Alison’s face scrunched up as Timmy went on with the video call, “How can you be so ignorant? I mean, this is how people before our time did things and I don’t consider it political. I just – want to see you and touch you.”

“My God, that’s fucking creepy. Tim, can you even hear yourself? I’m calling the police if you keep this up.”

“What? No, no. Listen! Sweetie, I’m just bored of this whole cyber thing and phone thing. I want to feel warmth I want to feel you. Can’t you understand what I’m going through?”

A sigh came from her lips. The girl was losing her interest already. “Timmy, that’s why the internet gives you porn: so that girls like me don’t get pregnant. No one has to move and lose their job, and when we get married we can set up for insemination. See? Simple.”

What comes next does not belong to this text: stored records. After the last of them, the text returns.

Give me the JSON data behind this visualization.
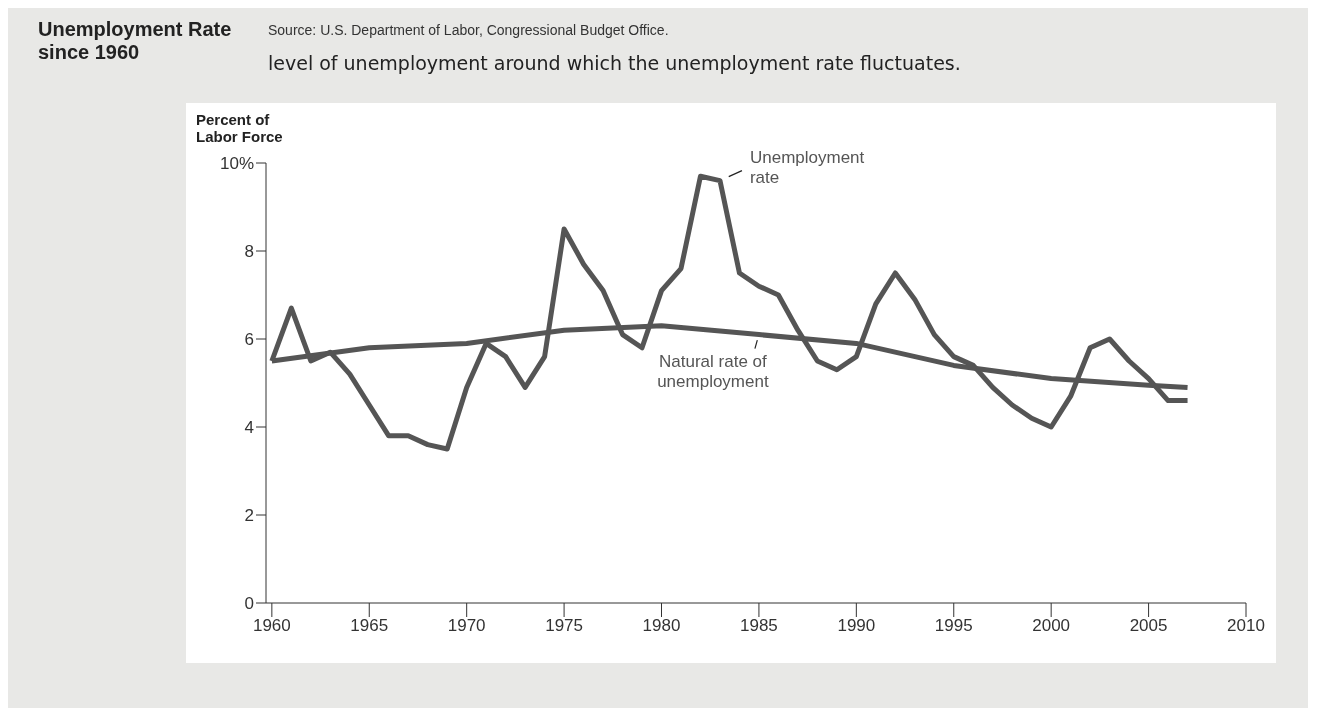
{
  "chart_data": {
    "type": "line",
    "title": "Unemployment Rate since 1960",
    "ylabel": "Percent of Labor Force",
    "annotations": [
      "Source: U.S. Department of Labor, Congressional Budget Office.",
      "level of unemployment around which the unemployment rate fluctuates."
    ],
    "xlim": [
      1959.7,
      2010
    ],
    "xticks": [
      1960,
      1965,
      1970,
      1975,
      1980,
      1985,
      1990,
      1995,
      2000,
      2005,
      2010
    ],
    "ylim": [
      0,
      10
    ],
    "yticks": [
      0,
      2,
      4,
      6,
      8,
      {
        "value": 10,
        "label": "10%"
      }
    ],
    "grid": false,
    "legend": false,
    "marker": "none",
    "line_style": "solid",
    "series": [
      {
        "name": "Unemployment rate",
        "color": "#555555",
        "x": [
          1960,
          1961,
          1962,
          1963,
          1964,
          1965,
          1966,
          1967,
          1968,
          1969,
          1970,
          1971,
          1972,
          1973,
          1974,
          1975,
          1976,
          1977,
          1978,
          1979,
          1980,
          1981,
          1982,
          1983,
          1984,
          1985,
          1986,
          1987,
          1988,
          1989,
          1990,
          1991,
          1992,
          1993,
          1994,
          1995,
          1996,
          1997,
          1998,
          1999,
          2000,
          2001,
          2002,
          2003,
          2004,
          2005,
          2006,
          2007
        ],
        "values": [
          5.5,
          6.7,
          5.5,
          5.7,
          5.2,
          4.5,
          3.8,
          3.8,
          3.6,
          3.5,
          4.9,
          5.9,
          5.6,
          4.9,
          5.6,
          8.5,
          7.7,
          7.1,
          6.1,
          5.8,
          7.1,
          7.6,
          9.7,
          9.6,
          7.5,
          7.2,
          7.0,
          6.2,
          5.5,
          5.3,
          5.6,
          6.8,
          7.5,
          6.9,
          6.1,
          5.6,
          5.4,
          4.9,
          4.5,
          4.2,
          4.0,
          4.7,
          5.8,
          6.0,
          5.5,
          5.1,
          4.6,
          4.6
        ]
      },
      {
        "name": "Natural rate of unemployment",
        "color": "#555555",
        "x": [
          1960,
          1965,
          1970,
          1975,
          1980,
          1985,
          1990,
          1995,
          2000,
          2005,
          2007
        ],
        "values": [
          5.5,
          5.8,
          5.9,
          6.2,
          6.3,
          6.1,
          5.9,
          5.4,
          5.1,
          4.95,
          4.9
        ]
      }
    ]
  }
}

The signal ended with Timmy’s frowning face etched on the plasma reader. How could she do this? He was furious. Already, his computer screen had been buzzing with offers from girls in far, far away places. They knew better than to be located in the same time zone, let alone the same country. Sex became sterile and love was the plastic bag they held it in.

His fingers went to work, and not the way you would think. He typed and he typed until he found what he was looking for. Little clicks of fingertips tapping at a plastic board led him to an illegal escort service that did, indeed, promote ‘touching’ and even ‘mouth to mouth playmates.’ Myspace had been around for almost a hundred years.

Timmy worked his magic and made sure the ghost-bot was up and running. First offenders got minimum of five years for even thinking of doing a spit-transplant with another humanoid. Things were sketchy and Tim knew the risks when he dialed the supposedly free website.

Search upon search turned up old advertisements. Some were funny, and others had become obsolete like penis-enlargements and physical enhancers. Soon, however, he spotted a few girls still active, fishing their lines and listing the interests that piqued more than his curiosity. Timmy knew he was crossing the line, but something told him that living in a box was wrong. These girls wanted to get what he wanted to give: touch.